Tympanocryptis houstoni
- Conservation status: Least Concern (IUCN 3.1)

Scientific classification
- Kingdom: Animalia
- Phylum: Chordata
- Class: Reptilia
- Order: Squamata
- Suborder: Iguania
- Family: Agamidae
- Genus: Tympanocryptis
- Species: T. houstoni
- Binomial name: Tympanocryptis houstoni Storr, 1982

= Tympanocryptis houstoni =

- Genus: Tympanocryptis
- Species: houstoni
- Authority: Storr, 1982
- Conservation status: LC

Species of lizard

Tympanocryptis houstoni, also known as Houston's earless dragon or Nullarbor earless dragon, is one of a documented species of a relatively small dragon belonging to the genus Tympanocryptis.

== Habitat ==
This terrestrial species is found in the low, arid shrublands, and saltbush and bluebush flatlands of South Australia and Western Australia.

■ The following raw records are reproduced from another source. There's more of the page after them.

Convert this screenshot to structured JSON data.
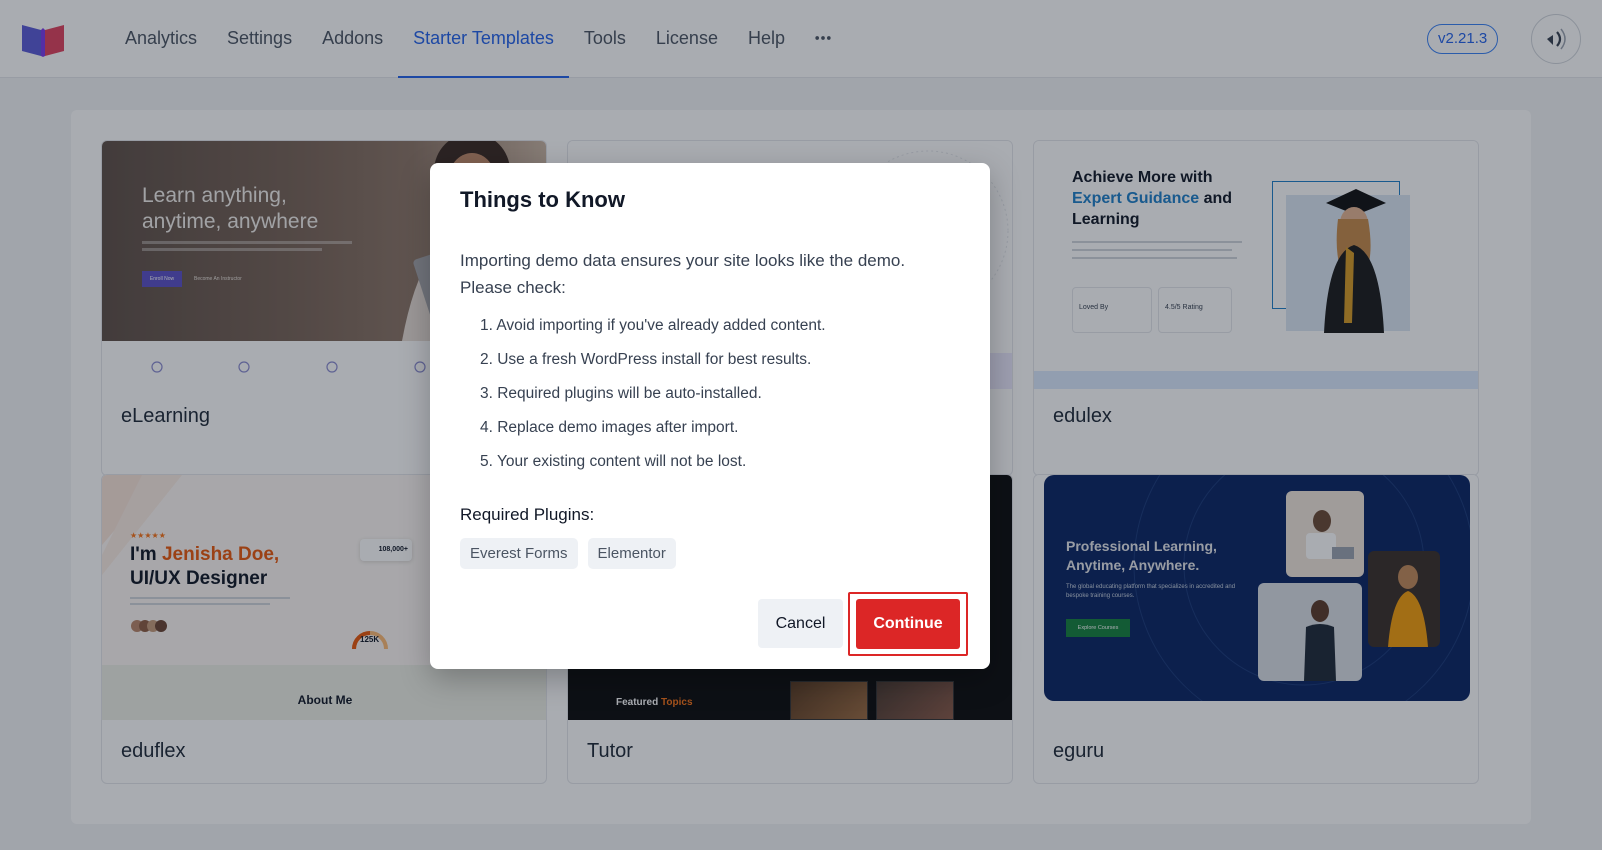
{
  "header": {
    "nav": [
      "Analytics",
      "Settings",
      "Addons",
      "Starter Templates",
      "Tools",
      "License",
      "Help"
    ],
    "active_index": 3,
    "version": "v2.21.3"
  },
  "templates": [
    {
      "name": "eLearning",
      "headline": "Learn anything, anytime, anywhere",
      "cta": "Enroll Now",
      "cta2": "Become An Instructor"
    },
    {
      "name": ""
    },
    {
      "name": "edulex",
      "headline_a": "Achieve More with",
      "headline_b": "Expert Guidance",
      "headline_c": "and",
      "headline_d": "Learning",
      "stat1": "Loved By",
      "stat2": "4.5/5 Rating"
    },
    {
      "name": "eduflex",
      "headline_a": "I'm",
      "headline_b": "Jenisha Doe,",
      "headline_c": "UI/UX Designer",
      "badge_count": "108,000+",
      "gauge": "125K",
      "section": "About Me"
    },
    {
      "name": "Tutor",
      "featured_a": "Featured",
      "featured_b": "Topics"
    },
    {
      "name": "eguru",
      "headline": "Professional Learning, Anytime, Anywhere.",
      "body": "The global educating platform that specializes in accredited and bespoke training courses.",
      "cta": "Explore Courses"
    }
  ],
  "modal": {
    "title": "Things to Know",
    "intro": "Importing demo data ensures your site looks like the demo. Please check:",
    "items": [
      "1. Avoid importing if you've already added content.",
      "2. Use a fresh WordPress install for best results.",
      "3. Required plugins will be auto-installed.",
      "4. Replace demo images after import.",
      "5. Your existing content will not be lost."
    ],
    "required_label": "Required Plugins:",
    "plugins": [
      "Everest Forms",
      "Elementor"
    ],
    "cancel_label": "Cancel",
    "continue_label": "Continue"
  },
  "colors": {
    "accent": "#2563eb",
    "danger": "#dc2626"
  }
}
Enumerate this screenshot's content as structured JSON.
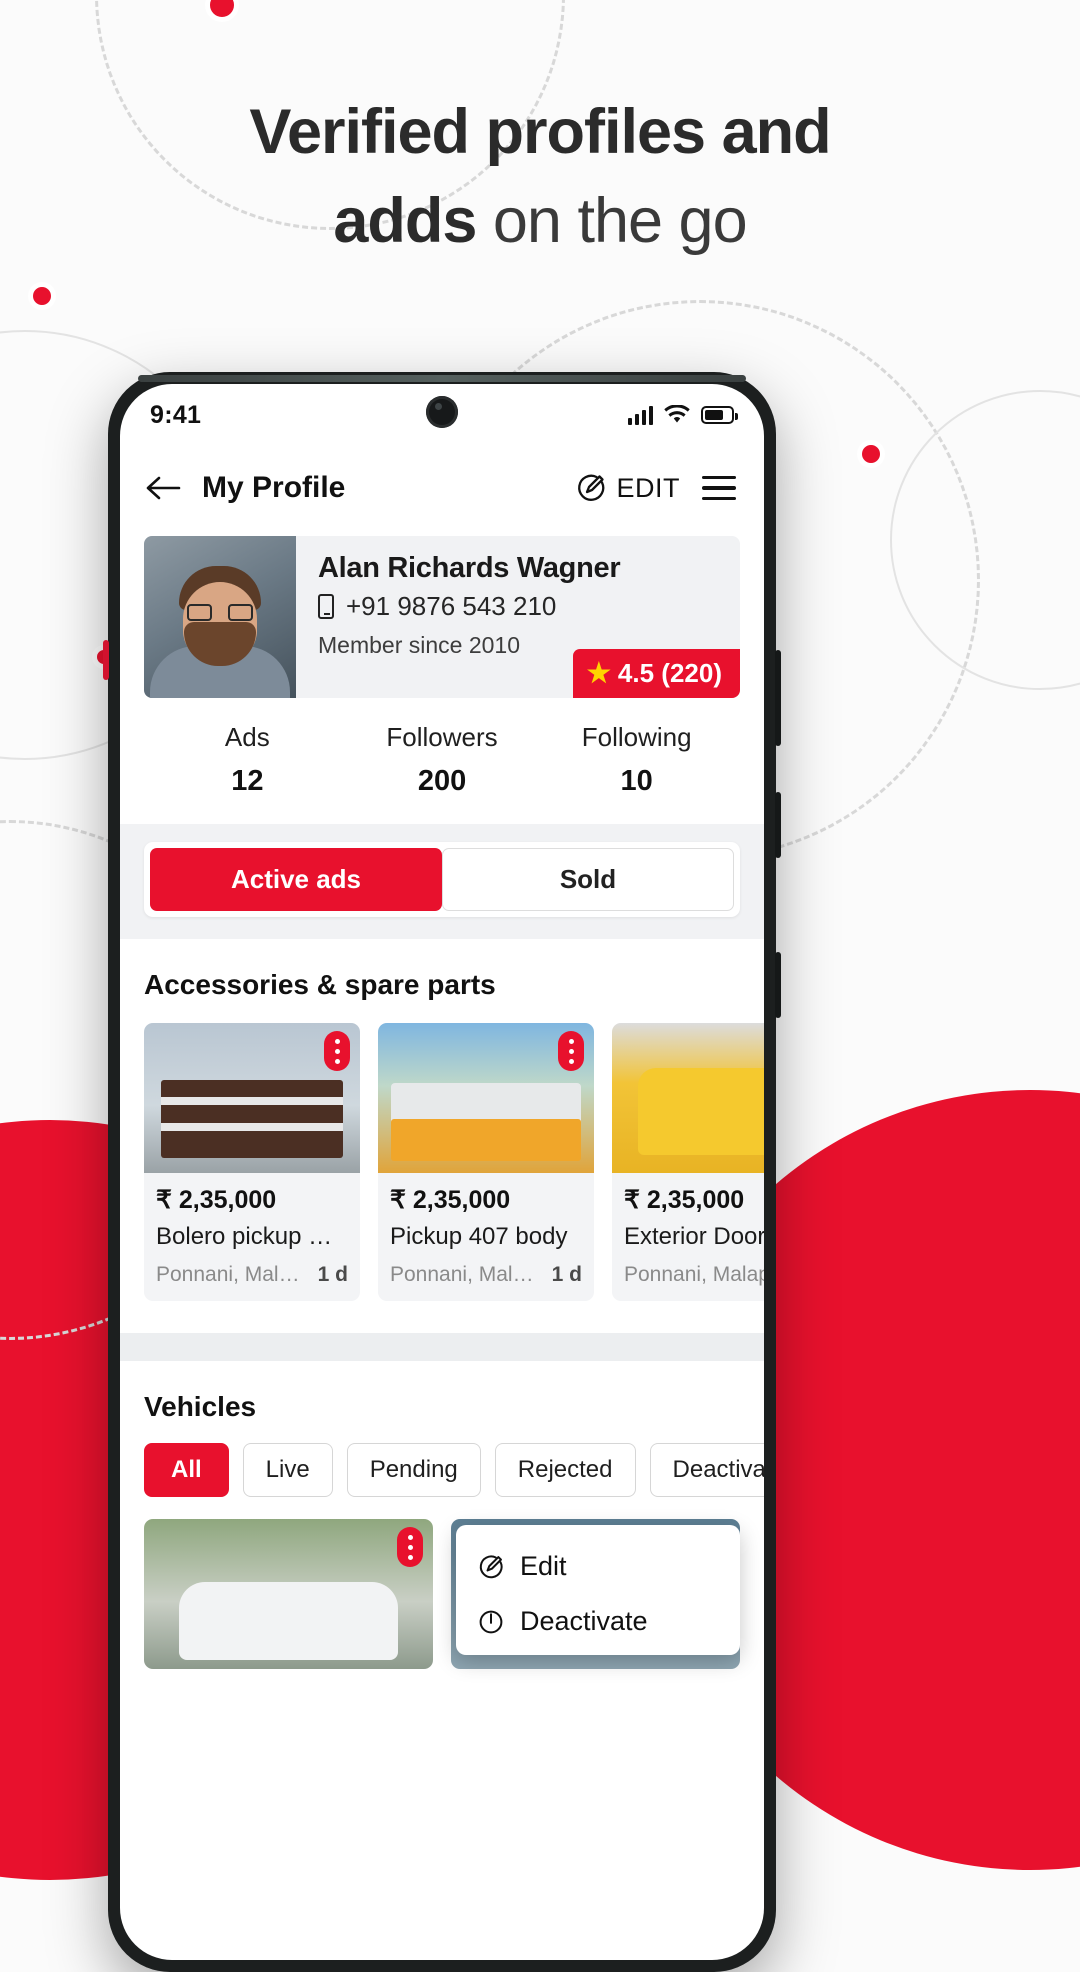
{
  "headline": {
    "bold1": "Verified profiles and",
    "bold2": "adds",
    "rest2": " on the go"
  },
  "phone": {
    "status": {
      "time": "9:41",
      "signal_icon": "signal-bars-icon",
      "wifi_icon": "wifi-icon",
      "battery_icon": "battery-icon"
    },
    "appbar": {
      "back_icon": "back-arrow-icon",
      "title": "My Profile",
      "edit_label": "EDIT",
      "edit_icon": "pencil-edit-icon",
      "menu_icon": "hamburger-menu-icon"
    },
    "profile": {
      "avatar_icon": "user-avatar-photo",
      "name": "Alan Richards Wagner",
      "phone_icon": "mobile-phone-icon",
      "phone": "+91 9876 543 210",
      "member_since": "Member since 2010",
      "rating_star_icon": "star-icon",
      "rating": "4.5 (220)"
    },
    "stats": [
      {
        "label": "Ads",
        "value": "12"
      },
      {
        "label": "Followers",
        "value": "200"
      },
      {
        "label": "Following",
        "value": "10"
      }
    ],
    "tabs": [
      {
        "label": "Active ads",
        "active": true
      },
      {
        "label": "Sold",
        "active": false
      }
    ],
    "accessories": {
      "title": "Accessories & spare parts",
      "items": [
        {
          "price": "₹ 2,35,000",
          "name": "Bolero pickup Bac...",
          "location": "Ponnani, Malapp...",
          "age": "1 d",
          "kebab_icon": "more-options-icon"
        },
        {
          "price": "₹ 2,35,000",
          "name": "Pickup 407 body",
          "location": "Ponnani, Malapp...",
          "age": "1 d",
          "kebab_icon": "more-options-icon"
        },
        {
          "price": "₹ 2,35,000",
          "name": "Exterior Door Pa",
          "location": "Ponnani, Malapp...",
          "age": "",
          "kebab_icon": "more-options-icon"
        }
      ]
    },
    "vehicles": {
      "title": "Vehicles",
      "filters": [
        {
          "label": "All",
          "active": true
        },
        {
          "label": "Live",
          "active": false
        },
        {
          "label": "Pending",
          "active": false
        },
        {
          "label": "Rejected",
          "active": false
        },
        {
          "label": "Deactivated",
          "active": false
        }
      ],
      "menu": [
        {
          "label": "Edit",
          "icon": "pencil-edit-icon"
        },
        {
          "label": "Deactivate",
          "icon": "deactivate-icon"
        }
      ],
      "kebab_icon": "more-options-icon"
    }
  },
  "colors": {
    "accent": "#e8112d",
    "star": "#ffd400",
    "text": "#111111"
  }
}
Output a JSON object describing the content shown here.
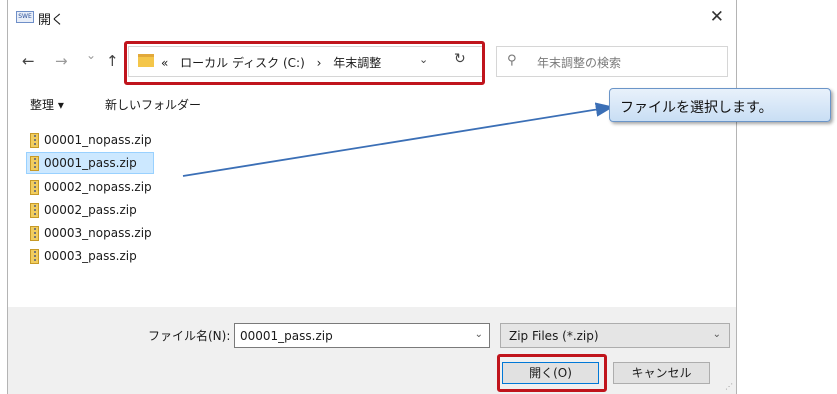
{
  "window": {
    "app_icon_text": "SWE",
    "title": "開く",
    "close_symbol": "✕"
  },
  "nav": {
    "back_symbol": "←",
    "forward_symbol": "→",
    "recent_symbol": "⌄",
    "up_symbol": "↑",
    "breadcrumb_prefix": "«",
    "breadcrumb": [
      "ローカル ディスク (C:)",
      "›",
      "年末調整"
    ],
    "dropdown_symbol": "⌄",
    "refresh_symbol": "↻",
    "search_placeholder": "年末調整の検索"
  },
  "toolbar": {
    "organize_label": "整理 ▾",
    "new_folder_label": "新しいフォルダー"
  },
  "files": [
    {
      "name": "00001_nopass.zip",
      "selected": false
    },
    {
      "name": "00001_pass.zip",
      "selected": true
    },
    {
      "name": "00002_nopass.zip",
      "selected": false
    },
    {
      "name": "00002_pass.zip",
      "selected": false
    },
    {
      "name": "00003_nopass.zip",
      "selected": false
    },
    {
      "name": "00003_pass.zip",
      "selected": false
    }
  ],
  "footer": {
    "filename_label": "ファイル名(N):",
    "filename_value": "00001_pass.zip",
    "filetype_value": "Zip Files (*.zip)",
    "dropdown_symbol": "⌄",
    "open_label": "開く(O)",
    "cancel_label": "キャンセル"
  },
  "annotation": {
    "callout_text": "ファイルを選択します。",
    "highlight_color": "#c0141c",
    "arrow_color": "#3b6fb6"
  }
}
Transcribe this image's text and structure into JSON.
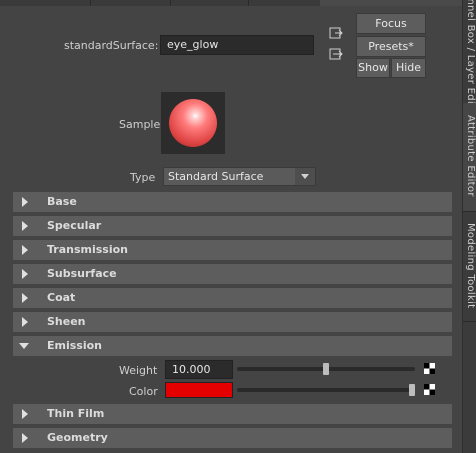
{
  "window": {
    "side_tabs": [
      "Channel Box / Layer Editor",
      "Attribute Editor",
      "Modeling Toolkit"
    ]
  },
  "header": {
    "node_type_label": "standardSurface:",
    "node_name": "eye_glow",
    "focus_label": "Focus",
    "presets_label": "Presets*",
    "show_label": "Show",
    "hide_label": "Hide"
  },
  "sample": {
    "label": "Sample"
  },
  "type": {
    "label": "Type",
    "value": "Standard Surface"
  },
  "sections": {
    "base": "Base",
    "specular": "Specular",
    "transmission": "Transmission",
    "subsurface": "Subsurface",
    "coat": "Coat",
    "sheen": "Sheen",
    "emission": "Emission",
    "thin_film": "Thin Film",
    "geometry": "Geometry"
  },
  "emission": {
    "weight_label": "Weight",
    "weight_value": "10.000",
    "weight_slider_fraction": 0.5,
    "color_label": "Color",
    "color_hex": "#e40000",
    "color_slider_fraction": 1.0
  },
  "colors": {
    "panel_bg": "#444444",
    "section_bg": "#5d5d5d",
    "field_bg": "#2b2b2b",
    "emission_color": "#e40000"
  }
}
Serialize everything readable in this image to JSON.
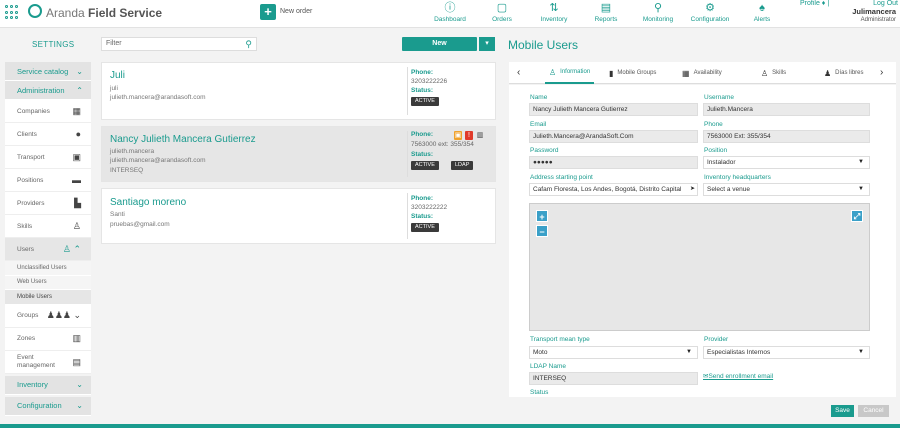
{
  "header": {
    "brand_prefix": "Aranda",
    "brand_suffix": "Field Service",
    "new_order_label": "New order",
    "nav": [
      {
        "label": "Dashboard",
        "icon": "dashboard-icon"
      },
      {
        "label": "Orders",
        "icon": "orders-icon"
      },
      {
        "label": "Inventory",
        "icon": "inventory-icon"
      },
      {
        "label": "Reports",
        "icon": "reports-icon"
      },
      {
        "label": "Monitoring",
        "icon": "monitoring-icon"
      },
      {
        "label": "Configuration",
        "icon": "gear-icon"
      },
      {
        "label": "Alerts",
        "icon": "bell-icon"
      }
    ],
    "profile_label": "Profile",
    "logout_label": "Log Out",
    "user_name": "Julimancera",
    "user_role": "Administrator"
  },
  "sidebar": {
    "title": "SETTINGS",
    "service_catalog": "Service catalog",
    "administration": "Administration",
    "items": [
      {
        "label": "Companies",
        "icon": "building-icon"
      },
      {
        "label": "Clients",
        "icon": "person-icon"
      },
      {
        "label": "Transport",
        "icon": "bus-icon"
      },
      {
        "label": "Positions",
        "icon": "briefcase-icon"
      },
      {
        "label": "Providers",
        "icon": "truck-icon"
      },
      {
        "label": "Skills",
        "icon": "person-walking-icon"
      }
    ],
    "users": "Users",
    "users_sub": [
      "Unclassified Users",
      "Web Users",
      "Mobile Users"
    ],
    "groups": "Groups",
    "zones": "Zones",
    "event_management_1": "Event",
    "event_management_2": "management",
    "inventory": "Inventory",
    "configuration": "Configuration"
  },
  "list": {
    "filter_placeholder": "Filter",
    "new_label": "New",
    "phone_label": "Phone:",
    "status_label": "Status:",
    "cards": [
      {
        "name": "Juli",
        "username": "juli",
        "email": "julieth.mancera@arandasoft.com",
        "org": "",
        "phone": "3203222226",
        "status": "ACTIVE"
      },
      {
        "name": "Nancy Julieth Mancera Gutierrez",
        "username": "julieth.mancera",
        "email": "julieth.mancera@arandasoft.com",
        "org": "INTERSEQ",
        "phone": "7563000 ext: 355/354",
        "status": "ACTIVE",
        "ldap": "LDAP"
      },
      {
        "name": "Santiago moreno",
        "username": "Santi",
        "email": "pruebas@gmail.com",
        "org": "",
        "phone": "3203222222",
        "status": "ACTIVE"
      }
    ]
  },
  "panel": {
    "title": "Mobile Users",
    "tabs": [
      "Information",
      "Mobile Groups",
      "Availability",
      "Skills",
      "Días libres"
    ],
    "fields": {
      "name_label": "Name",
      "name_value": "Nancy Julieth Mancera Gutierrez",
      "username_label": "Username",
      "username_value": "Julieth.Mancera",
      "email_label": "Email",
      "email_value": "Julieth.Mancera@ArandaSoft.Com",
      "phone_label": "Phone",
      "phone_value": "7563000 Ext: 355/354",
      "password_label": "Password",
      "password_value": "●●●●●",
      "position_label": "Position",
      "position_value": "Instalador",
      "address_label": "Address starting point",
      "address_value": "Cafam Floresta, Los Andes, Bogotá, Distrito Capital",
      "inventory_label": "Inventory headquarters",
      "inventory_value": "Select a venue",
      "transport_label": "Transport mean type",
      "transport_value": "Moto",
      "provider_label": "Provider",
      "provider_value": "Especialistas Internos",
      "ldap_label": "LDAP Name",
      "ldap_value": "INTERSEQ",
      "status_label": "Status",
      "enroll_link": "Send enrollment email"
    },
    "save_label": "Save",
    "cancel_label": "Cancel"
  }
}
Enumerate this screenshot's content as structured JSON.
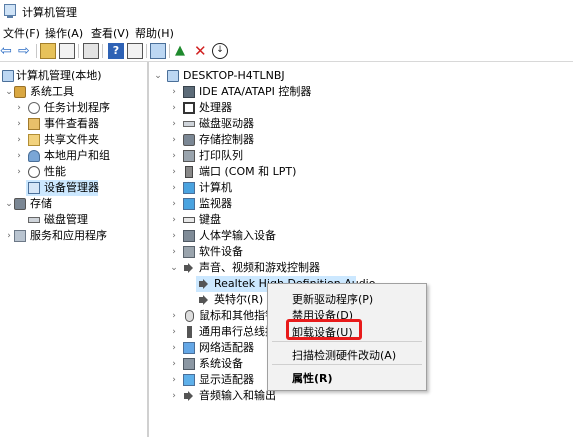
{
  "window": {
    "title": "计算机管理"
  },
  "menu": [
    "文件(F)",
    "操作(A)",
    "查看(V)",
    "帮助(H)"
  ],
  "left_tree": [
    {
      "label": "计算机管理(本地)",
      "expander": "",
      "icon": "computer-icon"
    },
    {
      "label": "系统工具",
      "expander": "⌄",
      "icon": "system-tools-icon"
    },
    {
      "label": "任务计划程序",
      "expander": "›",
      "icon": "task-scheduler-icon"
    },
    {
      "label": "事件查看器",
      "expander": "›",
      "icon": "event-viewer-icon"
    },
    {
      "label": "共享文件夹",
      "expander": "›",
      "icon": "shared-folders-icon"
    },
    {
      "label": "本地用户和组",
      "expander": "›",
      "icon": "local-users-icon"
    },
    {
      "label": "性能",
      "expander": "›",
      "icon": "performance-icon"
    },
    {
      "label": "设备管理器",
      "expander": "",
      "icon": "device-manager-icon",
      "selected": true
    },
    {
      "label": "存储",
      "expander": "⌄",
      "icon": "storage-icon"
    },
    {
      "label": "磁盘管理",
      "expander": "",
      "icon": "disk-management-icon"
    },
    {
      "label": "服务和应用程序",
      "expander": "›",
      "icon": "services-apps-icon"
    }
  ],
  "right_tree": [
    {
      "label": "DESKTOP-H4TLNBJ",
      "expander": "⌄",
      "icon": "computer-icon"
    },
    {
      "label": "IDE ATA/ATAPI 控制器",
      "expander": "›",
      "icon": "ide-controller-icon"
    },
    {
      "label": "处理器",
      "expander": "›",
      "icon": "processor-icon"
    },
    {
      "label": "磁盘驱动器",
      "expander": "›",
      "icon": "disk-drive-icon"
    },
    {
      "label": "存储控制器",
      "expander": "›",
      "icon": "storage-controller-icon"
    },
    {
      "label": "打印队列",
      "expander": "›",
      "icon": "print-queue-icon"
    },
    {
      "label": "端口 (COM 和 LPT)",
      "expander": "›",
      "icon": "port-icon"
    },
    {
      "label": "计算机",
      "expander": "›",
      "icon": "computer-icon"
    },
    {
      "label": "监视器",
      "expander": "›",
      "icon": "monitor-icon"
    },
    {
      "label": "键盘",
      "expander": "›",
      "icon": "keyboard-icon"
    },
    {
      "label": "人体学输入设备",
      "expander": "›",
      "icon": "hid-icon"
    },
    {
      "label": "软件设备",
      "expander": "›",
      "icon": "software-device-icon"
    },
    {
      "label": "声音、视频和游戏控制器",
      "expander": "⌄",
      "icon": "audio-icon"
    },
    {
      "label": "Realtek High Definition Audio",
      "expander": "",
      "icon": "audio-icon",
      "selected": true
    },
    {
      "label": "英特尔(R) 显",
      "expander": "",
      "icon": "audio-icon"
    },
    {
      "label": "鼠标和其他指针",
      "expander": "›",
      "icon": "mouse-icon"
    },
    {
      "label": "通用串行总线控",
      "expander": "›",
      "icon": "usb-icon"
    },
    {
      "label": "网络适配器",
      "expander": "›",
      "icon": "network-adapter-icon"
    },
    {
      "label": "系统设备",
      "expander": "›",
      "icon": "system-device-icon"
    },
    {
      "label": "显示适配器",
      "expander": "›",
      "icon": "display-adapter-icon"
    },
    {
      "label": "音频输入和输出",
      "expander": "›",
      "icon": "audio-io-icon"
    }
  ],
  "context_menu": {
    "update_driver": "更新驱动程序(P)",
    "disable_device": "禁用设备(D)",
    "uninstall_device": "卸载设备(U)",
    "scan_hardware": "扫描检测硬件改动(A)",
    "properties": "属性(R)"
  },
  "colors": {
    "selection": "#cce8ff",
    "highlight_box": "#e81b1b"
  }
}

It occupies chenopod shrublands on clay soils of the Nullarbor Plain.

== Description ==
Snout-to-vent length is 6 cm on average.

== Etymology ==
Tympanocryptis: 'hidden ear'
Houstoni: Presumably named after T.E. Houston, author of Dragon lizards and Goannas of South Australia and the first to recognise the distinctiveness of this taxon.